When Europeans first saw this type of clay during the Ming Dynasty, it came only from China, resulting in the nickname ‘china’ or ‘fine china’. Unable to replicate the material locally, European collectors paid extraordinary amounts for pieces made of the “white gold” from the exotic east. Even within China, this particular kind of clay was quite rare, coming mainly from the town of Jingdezhen, which grew rapidly with the fame of its white clay. Within China, the only clay called “fine china” is from Jingdezhen. Over time, imitation and experimentation have produced several different kinds of clay with a fine grain and white, translucent fired body - the key characteristics of high quality porcelain.
Hard Paste Porcelain
The original formulation of “fine china” was a specialty of Jingdezhen: a mixture of kaolin and petunse (pottery stone), both found locally in large quantities. While kaolin is now a primary ingredient of almost all porcelain clays and mined all over the world, the un-tinted white kaolin of Jingdezhen is still a rarity. A simple 50/50 mix with petunse fired at around 1400°C made the best white, translucent porcelain in the world.
The high firing temperature made finished pieces in this clay extremely strong, despite their delicate appearance. The frenzy to replicate it in Europe continued for at least 150 years, until the Meissen factory in Germany started production of a hard paste porcelain in 1710. High firing temperatures help to vitrify the clay, making it more glass-like and resistant to staining, but they also make decor more difficult, as most pigments burn off in the kiln.
Soft Paste Porcelain
Early European iterations of porcelain, developed in Italy, France, and England, sought to imitate the characteristic translucency by mixing ground glass with clay. While these formulations imitated the look of Chinese porcelain, they were hard to work with and prone to collapsing in the hot kiln. Firing temperatures for this type of clay only reach 1100°C, and the surface of a finished piece is easily scratched.
Later versions of soft paste porcelain improved with the inclusion of hard paste ingredients like kaolin, and new additions like quartz. Today, many of the same ingredients are used in both types of porcelain, but they are easily distinguished by firing temperature. The lower temperatures used to fire soft paste porcelain still typically leave a surface that is more easily scratched and stained, but they also allow for more range in decorative color.
In England, experiments with soft paste porcelain eventually led to a formulation that included local kaolin, petunse (locally called Cornish stone), and a new ingredient: bone ash, derived from cattle bones. Though the earliest documentation of this recipe comes from the 1740s, it would not become a commercial success until 50 years later, when the process for producing bone ash was streamlined. Today, bone china is typically made up of 25% kaolin, 25% petunse, and 50% bone ash.
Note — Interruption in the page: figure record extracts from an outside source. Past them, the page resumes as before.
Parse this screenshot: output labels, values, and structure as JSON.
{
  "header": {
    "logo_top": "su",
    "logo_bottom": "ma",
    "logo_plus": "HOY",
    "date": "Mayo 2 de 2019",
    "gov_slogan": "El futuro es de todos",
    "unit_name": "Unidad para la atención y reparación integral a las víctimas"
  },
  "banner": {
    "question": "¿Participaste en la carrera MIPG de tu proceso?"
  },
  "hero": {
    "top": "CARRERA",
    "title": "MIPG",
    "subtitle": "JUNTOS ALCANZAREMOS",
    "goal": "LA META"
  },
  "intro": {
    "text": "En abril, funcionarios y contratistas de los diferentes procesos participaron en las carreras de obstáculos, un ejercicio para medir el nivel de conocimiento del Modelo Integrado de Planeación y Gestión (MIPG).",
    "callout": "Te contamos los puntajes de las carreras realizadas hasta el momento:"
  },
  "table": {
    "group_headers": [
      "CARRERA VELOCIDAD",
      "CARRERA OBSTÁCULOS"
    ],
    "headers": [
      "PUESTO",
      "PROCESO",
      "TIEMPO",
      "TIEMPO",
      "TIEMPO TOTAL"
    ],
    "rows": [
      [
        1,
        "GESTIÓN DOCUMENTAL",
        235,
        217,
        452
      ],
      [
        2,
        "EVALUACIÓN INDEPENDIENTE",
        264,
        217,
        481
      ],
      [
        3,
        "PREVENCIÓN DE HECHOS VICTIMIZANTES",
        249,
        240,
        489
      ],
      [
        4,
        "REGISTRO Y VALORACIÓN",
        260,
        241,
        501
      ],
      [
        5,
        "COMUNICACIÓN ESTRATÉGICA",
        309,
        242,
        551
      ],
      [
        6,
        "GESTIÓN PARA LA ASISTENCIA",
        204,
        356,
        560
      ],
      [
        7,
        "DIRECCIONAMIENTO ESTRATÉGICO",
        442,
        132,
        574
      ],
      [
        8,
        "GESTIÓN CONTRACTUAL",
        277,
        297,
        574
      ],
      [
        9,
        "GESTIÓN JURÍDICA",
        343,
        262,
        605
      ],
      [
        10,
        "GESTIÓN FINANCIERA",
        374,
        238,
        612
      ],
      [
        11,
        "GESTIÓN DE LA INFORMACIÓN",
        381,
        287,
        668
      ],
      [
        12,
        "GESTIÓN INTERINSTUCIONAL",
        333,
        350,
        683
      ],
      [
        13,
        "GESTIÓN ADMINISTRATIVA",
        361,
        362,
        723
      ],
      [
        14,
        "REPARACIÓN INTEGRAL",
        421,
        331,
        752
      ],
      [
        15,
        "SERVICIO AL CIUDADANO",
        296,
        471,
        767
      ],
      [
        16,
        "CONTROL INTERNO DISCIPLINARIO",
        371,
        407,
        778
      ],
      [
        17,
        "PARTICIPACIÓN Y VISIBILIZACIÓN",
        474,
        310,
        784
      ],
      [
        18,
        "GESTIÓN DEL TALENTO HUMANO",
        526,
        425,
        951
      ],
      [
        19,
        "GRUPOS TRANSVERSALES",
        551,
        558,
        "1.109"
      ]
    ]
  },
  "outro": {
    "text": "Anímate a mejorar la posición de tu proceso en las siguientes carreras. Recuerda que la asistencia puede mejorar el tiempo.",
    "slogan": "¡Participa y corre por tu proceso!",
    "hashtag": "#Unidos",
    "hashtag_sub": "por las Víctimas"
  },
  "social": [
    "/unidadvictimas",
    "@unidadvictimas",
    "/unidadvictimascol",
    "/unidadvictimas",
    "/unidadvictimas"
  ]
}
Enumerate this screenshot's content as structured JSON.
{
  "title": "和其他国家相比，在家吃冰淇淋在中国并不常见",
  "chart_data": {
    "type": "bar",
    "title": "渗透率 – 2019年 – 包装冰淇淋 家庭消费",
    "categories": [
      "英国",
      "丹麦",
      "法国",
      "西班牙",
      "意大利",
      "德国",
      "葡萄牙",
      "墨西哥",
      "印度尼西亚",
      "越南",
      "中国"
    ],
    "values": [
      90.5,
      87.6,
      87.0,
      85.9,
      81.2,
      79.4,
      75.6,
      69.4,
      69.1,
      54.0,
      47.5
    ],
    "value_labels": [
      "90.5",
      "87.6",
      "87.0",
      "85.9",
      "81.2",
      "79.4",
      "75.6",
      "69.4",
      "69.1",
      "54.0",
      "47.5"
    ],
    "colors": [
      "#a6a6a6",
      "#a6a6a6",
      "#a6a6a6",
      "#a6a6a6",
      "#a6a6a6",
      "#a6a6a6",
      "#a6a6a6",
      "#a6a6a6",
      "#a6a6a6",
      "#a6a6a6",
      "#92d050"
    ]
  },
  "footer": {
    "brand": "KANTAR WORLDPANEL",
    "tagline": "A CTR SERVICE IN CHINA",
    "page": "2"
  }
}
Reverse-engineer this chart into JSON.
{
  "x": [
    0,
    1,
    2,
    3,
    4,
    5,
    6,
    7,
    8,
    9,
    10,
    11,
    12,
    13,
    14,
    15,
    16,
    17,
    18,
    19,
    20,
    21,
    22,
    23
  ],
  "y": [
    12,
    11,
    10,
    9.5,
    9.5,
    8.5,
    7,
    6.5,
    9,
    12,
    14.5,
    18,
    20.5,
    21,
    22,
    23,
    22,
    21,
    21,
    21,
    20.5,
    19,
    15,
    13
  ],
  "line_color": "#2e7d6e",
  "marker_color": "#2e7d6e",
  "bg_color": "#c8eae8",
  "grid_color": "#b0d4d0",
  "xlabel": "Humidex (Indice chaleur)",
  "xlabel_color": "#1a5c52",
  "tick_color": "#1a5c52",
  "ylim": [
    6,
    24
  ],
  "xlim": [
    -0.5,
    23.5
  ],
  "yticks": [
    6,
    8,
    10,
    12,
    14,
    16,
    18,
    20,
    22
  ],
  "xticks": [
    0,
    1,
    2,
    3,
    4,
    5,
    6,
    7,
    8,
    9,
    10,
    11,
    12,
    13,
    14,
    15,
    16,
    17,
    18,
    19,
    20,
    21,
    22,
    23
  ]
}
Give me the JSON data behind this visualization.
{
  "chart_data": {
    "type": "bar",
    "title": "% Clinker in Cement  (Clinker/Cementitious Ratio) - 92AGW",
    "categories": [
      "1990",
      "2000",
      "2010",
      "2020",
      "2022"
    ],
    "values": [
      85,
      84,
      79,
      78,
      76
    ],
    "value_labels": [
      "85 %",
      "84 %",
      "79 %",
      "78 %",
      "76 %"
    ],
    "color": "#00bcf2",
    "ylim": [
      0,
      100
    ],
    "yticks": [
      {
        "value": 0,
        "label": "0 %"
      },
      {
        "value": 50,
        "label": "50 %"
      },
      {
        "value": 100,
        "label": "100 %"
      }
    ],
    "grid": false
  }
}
Despite firing at lower soft paste temperatures, the proportion of bone ash makes this type of porcelain extremely strong, resistant to both chips and scratches. It is also strong before firing, allowing for extremely thin and delicate pieces to be formed. But the laborious multi-step process of making bone ash, along with the cost of other high-quality ingredients, also makes this the rarest and most expensive type of porcelain.
To improve the workability of the clay before firing, potters working in both hard paste and soft paste porcelain often use pulp or cellulose fibers to make ‘paper’ porcelain. By mixing in fibrous material, they add significant strength to the wet clay. Though this technique can be used with any clay, it is commonly used for porcelain, a notably difficult clay to work with. The extra strength allows potters to achieve thinner walls and more delicate shapes without risking cracks or slumping during the forming process.
It is extremely easy to make a crude yet functional version of paper clay, and it can dramatically improve success rates, especially during the drying process, when delicate clays can crack under invisible stresses. Unlike bone ash, however, fibrous materials burn out of the clay during firing, and have no effect on the look or durability of the finished piece.
Porcelain teaware can often seem too delicate to handle, but in fact, it is the strongest clay formulations that allow for such thin walls. Good quality porcelain, whether it is rare bone china or a simple hard paste recipe, gained its reputation not only for its aesthetic beauty, but also for unmatched durability.